Rineloricaria hasemani
- Conservation status: Data Deficient (IUCN 3.1)

Scientific classification
- Kingdom: Animalia
- Phylum: Chordata
- Class: Actinopterygii
- Order: Siluriformes
- Family: Loricariidae
- Genus: Rineloricaria
- Species: R. hasemani
- Binomial name: Rineloricaria hasemani Isbrücker & Nijssen, 1979
- Synonyms: Hemiloricaria hasemani (Isbrücker & Nijssen 1979);

= Rineloricaria hasemani =

- Authority: Isbrücker & Nijssen, 1979
- Conservation status: DD
- Synonyms: Hemiloricaria hasemani (Isbrücker & Nijssen 1979)

Species of catfish

Rineloricaria hasemani is a species of freshwater ray-finned fish belonging to the family Loricariidae, the suckermouth armored catfishes, and the subfamily Loricariinae, the mailed catfishes. This catfish occurs in the lower Amazon River, in the Guamá drainage basin, in the vicinity of Belém. This species reaches a standard length of 19.8 cm and is believed to be a facultative air-breather.
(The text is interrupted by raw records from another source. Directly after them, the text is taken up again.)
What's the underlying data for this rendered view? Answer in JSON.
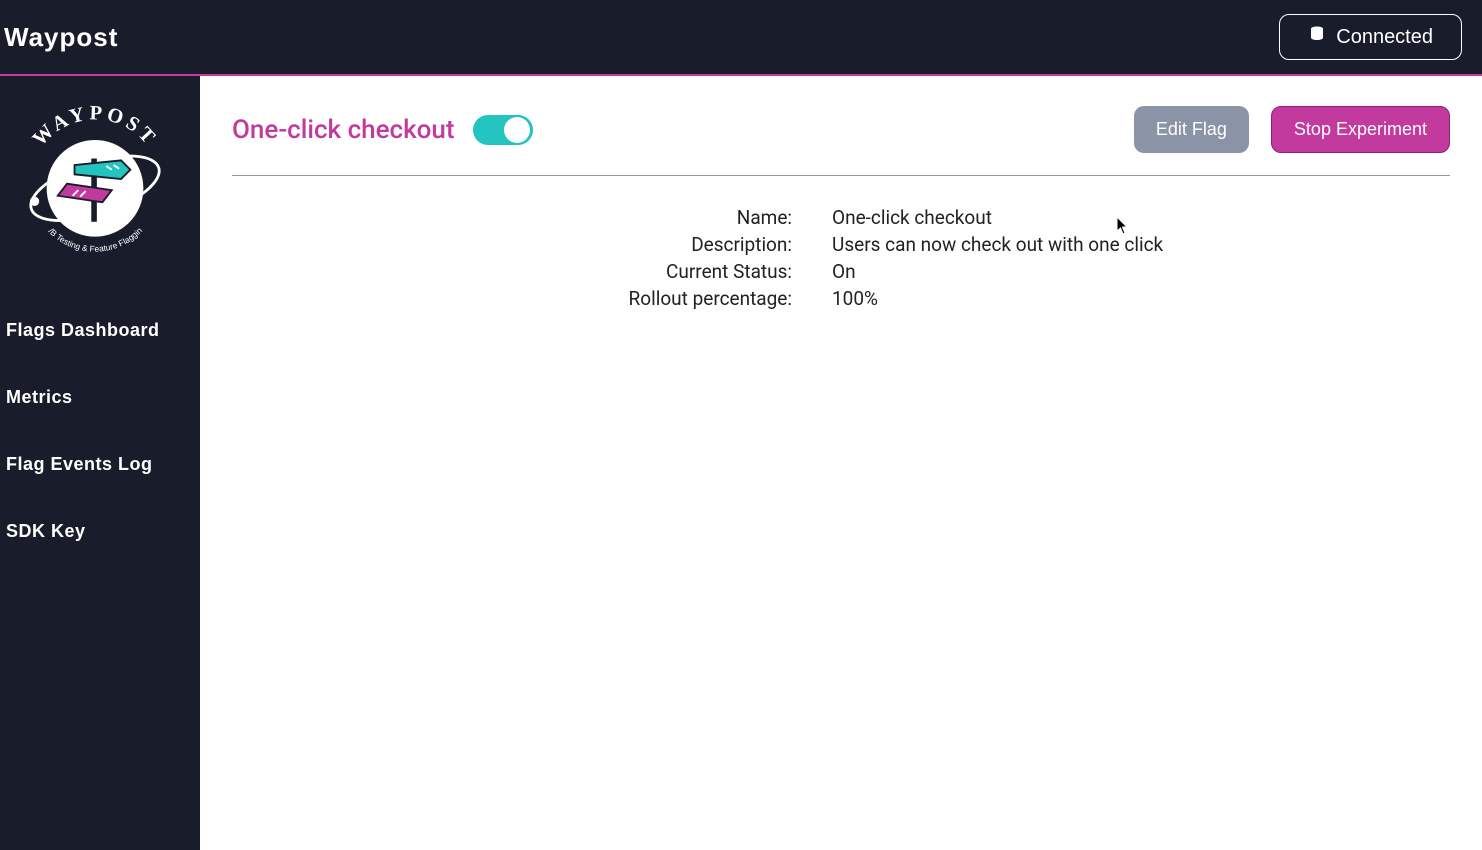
{
  "topbar": {
    "brand": "Waypost",
    "connected_label": "Connected"
  },
  "sidebar": {
    "items": [
      {
        "label": "Flags Dashboard"
      },
      {
        "label": "Metrics"
      },
      {
        "label": "Flag Events Log"
      },
      {
        "label": "SDK Key"
      }
    ]
  },
  "logo": {
    "brand_text": "WAYPOST",
    "tagline": "A/B Testing & Feature Flagging"
  },
  "header": {
    "title": "One-click checkout",
    "toggle_on": true,
    "edit_label": "Edit Flag",
    "stop_label": "Stop Experiment"
  },
  "details": {
    "rows": [
      {
        "label": "Name:",
        "value": "One-click checkout"
      },
      {
        "label": "Description:",
        "value": "Users can now check out with one click"
      },
      {
        "label": "Current Status:",
        "value": "On"
      },
      {
        "label": "Rollout percentage:",
        "value": "100%"
      }
    ]
  },
  "colors": {
    "accent_pink": "#c23a9e",
    "accent_teal": "#23c4c0",
    "dark_bg": "#191c2a",
    "muted_gray": "#8a94a6"
  }
}
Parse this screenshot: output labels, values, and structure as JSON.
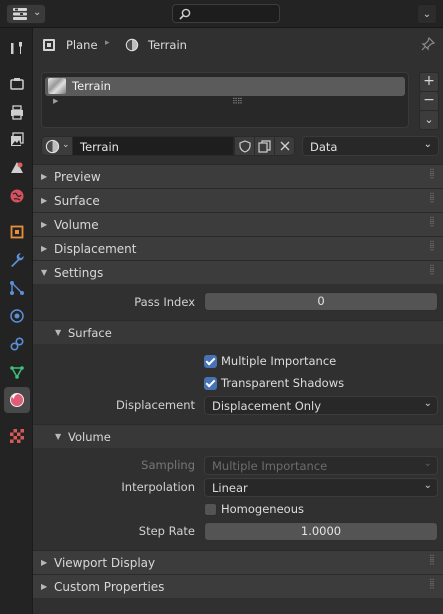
{
  "header": {
    "editor_type_icon": "properties-editor-icon",
    "search_icon": "search-icon",
    "collapse_icon": "chevron-down-icon"
  },
  "tabs": [
    {
      "name": "tool-tab",
      "icon": "wrench-screwdriver-icon"
    },
    {
      "name": "render-tab",
      "icon": "camera-back-icon"
    },
    {
      "name": "output-tab",
      "icon": "printer-icon"
    },
    {
      "name": "view-layer-tab",
      "icon": "image-stack-icon"
    },
    {
      "name": "scene-tab",
      "icon": "scene-cone-icon"
    },
    {
      "name": "world-tab",
      "icon": "world-globe-icon"
    },
    {
      "name": "object-tab",
      "icon": "object-square-icon"
    },
    {
      "name": "modifiers-tab",
      "icon": "wrench-icon"
    },
    {
      "name": "particles-tab",
      "icon": "particles-icon"
    },
    {
      "name": "physics-tab",
      "icon": "physics-orbit-icon"
    },
    {
      "name": "constraints-tab",
      "icon": "constraint-icon"
    },
    {
      "name": "data-tab",
      "icon": "mesh-data-icon"
    },
    {
      "name": "material-tab",
      "icon": "material-sphere-icon",
      "active": true
    },
    {
      "name": "texture-tab",
      "icon": "checker-texture-icon"
    }
  ],
  "breadcrumb": {
    "object": "Plane",
    "material": "Terrain"
  },
  "material_slots": {
    "items": [
      "Terrain"
    ],
    "add_label": "+",
    "remove_label": "−",
    "specials_label": "⌄"
  },
  "material_selector": {
    "name": "Terrain",
    "link_mode": "Data"
  },
  "panels": {
    "preview": "Preview",
    "surface": "Surface",
    "volume": "Volume",
    "displacement": "Displacement",
    "settings": "Settings",
    "viewport_display": "Viewport Display",
    "custom_properties": "Custom Properties"
  },
  "settings": {
    "pass_index_label": "Pass Index",
    "pass_index_value": "0",
    "surface_sub": "Surface",
    "multiple_importance_label": "Multiple Importance",
    "multiple_importance_checked": true,
    "transparent_shadows_label": "Transparent Shadows",
    "transparent_shadows_checked": true,
    "displacement_label": "Displacement",
    "displacement_value": "Displacement Only",
    "volume_sub": "Volume",
    "sampling_label": "Sampling",
    "sampling_value": "Multiple Importance",
    "interpolation_label": "Interpolation",
    "interpolation_value": "Linear",
    "homogeneous_label": "Homogeneous",
    "homogeneous_checked": false,
    "step_rate_label": "Step Rate",
    "step_rate_value": "1.0000"
  }
}
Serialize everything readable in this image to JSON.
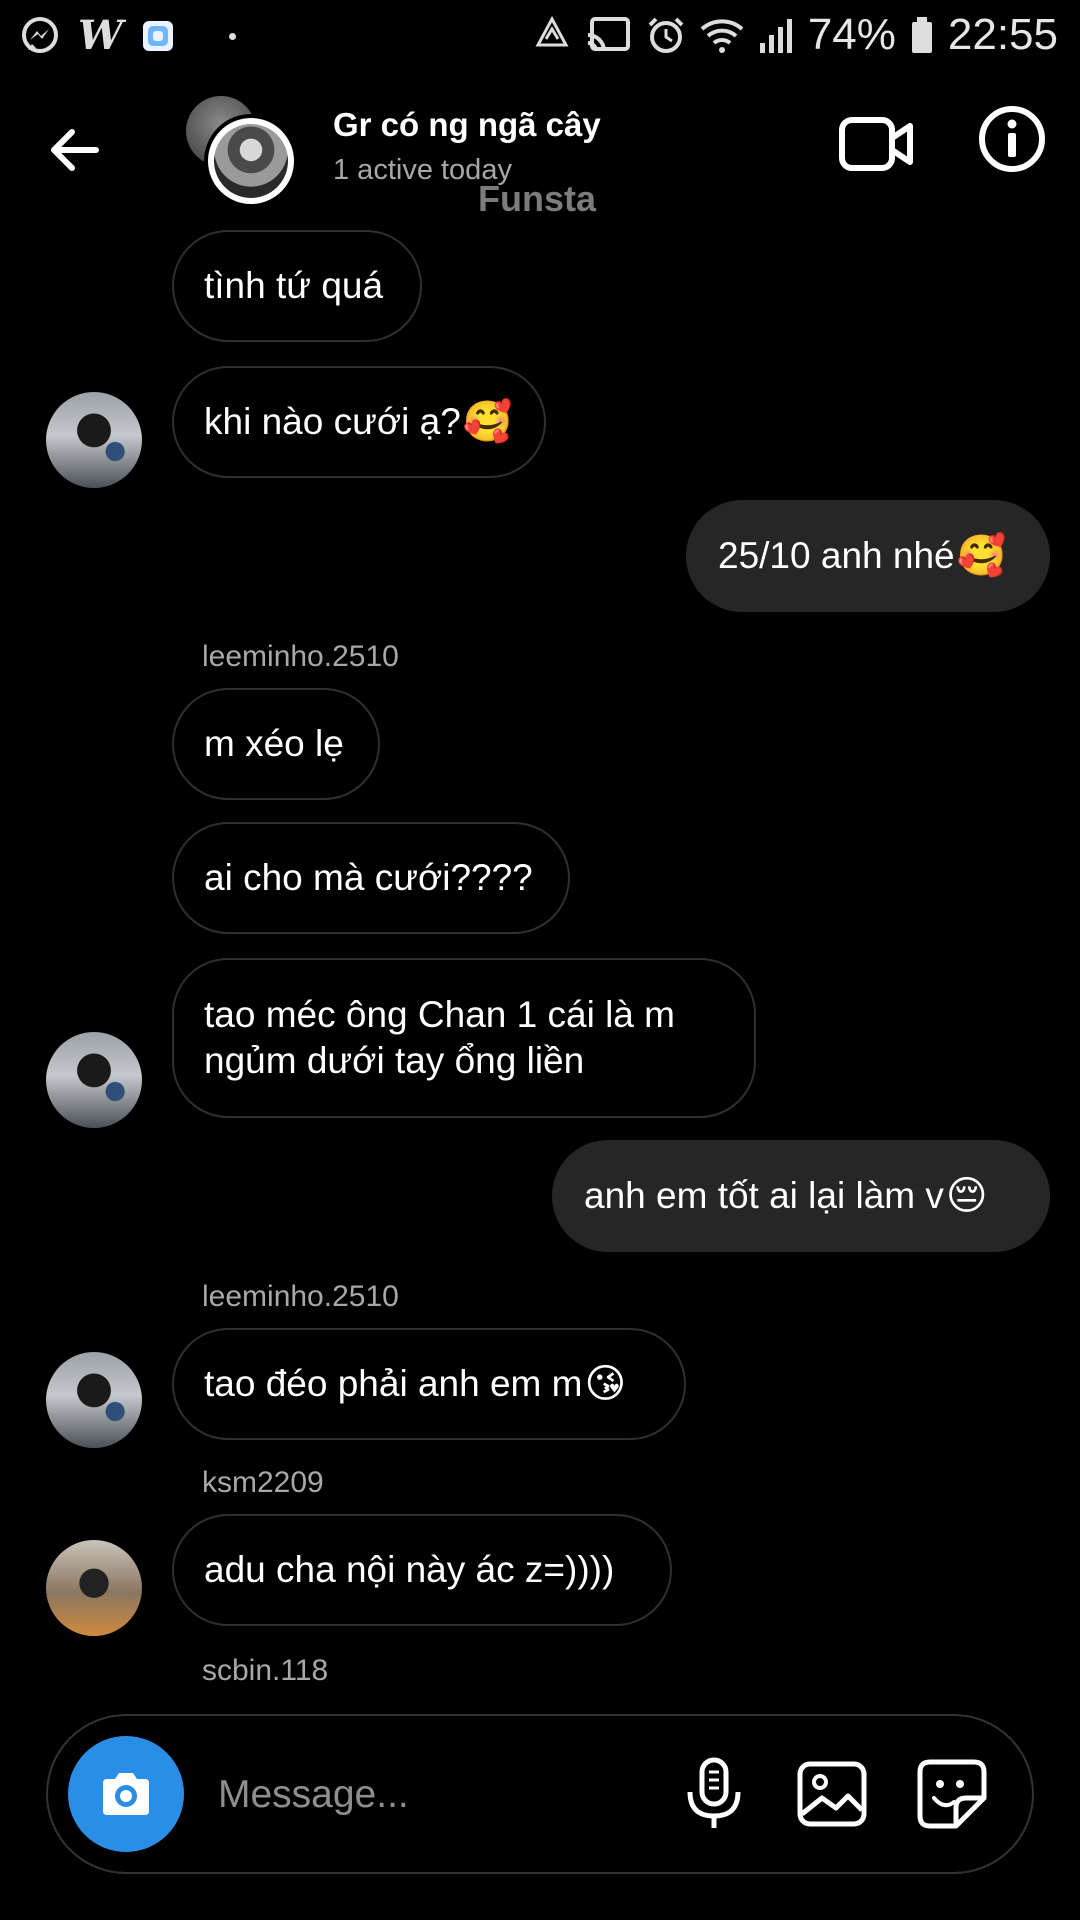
{
  "status_bar": {
    "battery": "74%",
    "time": "22:55",
    "left_icons": [
      "messenger-icon",
      "w-app-icon",
      "app-icon",
      "dot"
    ],
    "right_icons": [
      "recycle-icon",
      "cast-icon",
      "alarm-icon",
      "wifi-icon",
      "signal-icon",
      "battery-icon"
    ]
  },
  "header": {
    "title": "Gr có ng ngã cây",
    "status": "1 active today",
    "watermark": "Funsta"
  },
  "messages": [
    {
      "text": "tình tứ quá",
      "emoji": ""
    },
    {
      "text": "khi nào cưới ạ?",
      "emoji": "🥰"
    },
    {
      "text": "25/10 anh nhé",
      "emoji": "🥰"
    },
    {
      "text": "m xéo lẹ",
      "emoji": ""
    },
    {
      "text": "ai cho mà cưới????",
      "emoji": ""
    },
    {
      "text": "tao méc ông Chan 1 cái là m ngủm dưới tay ổng liền",
      "emoji": ""
    },
    {
      "text": "anh em tốt ai lại làm v",
      "emoji": "😔"
    },
    {
      "text": "tao đéo phải anh em m",
      "emoji": "😘"
    },
    {
      "text": "adu cha nội này ác z=))))",
      "emoji": ""
    }
  ],
  "senders": [
    "leeminho.2510",
    "leeminho.2510",
    "ksm2209",
    "scbin.118"
  ],
  "composer": {
    "placeholder": "Message..."
  },
  "colors": {
    "background": "#000000",
    "my_bubble": "#262626",
    "camera_button": "#2a8ee6",
    "secondary_text": "#a8a8a8"
  }
}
Rineloricaria hasemani appears in the aquarium trade, where it is typically referred to as Haseman's whip-tailed catfish.

It is named for zoologist and explorer John Diederich Haseman of the Carnegie Museum of Natural History who gathered a collection of South American fishes in 1908*1911 which included the holotype of this species.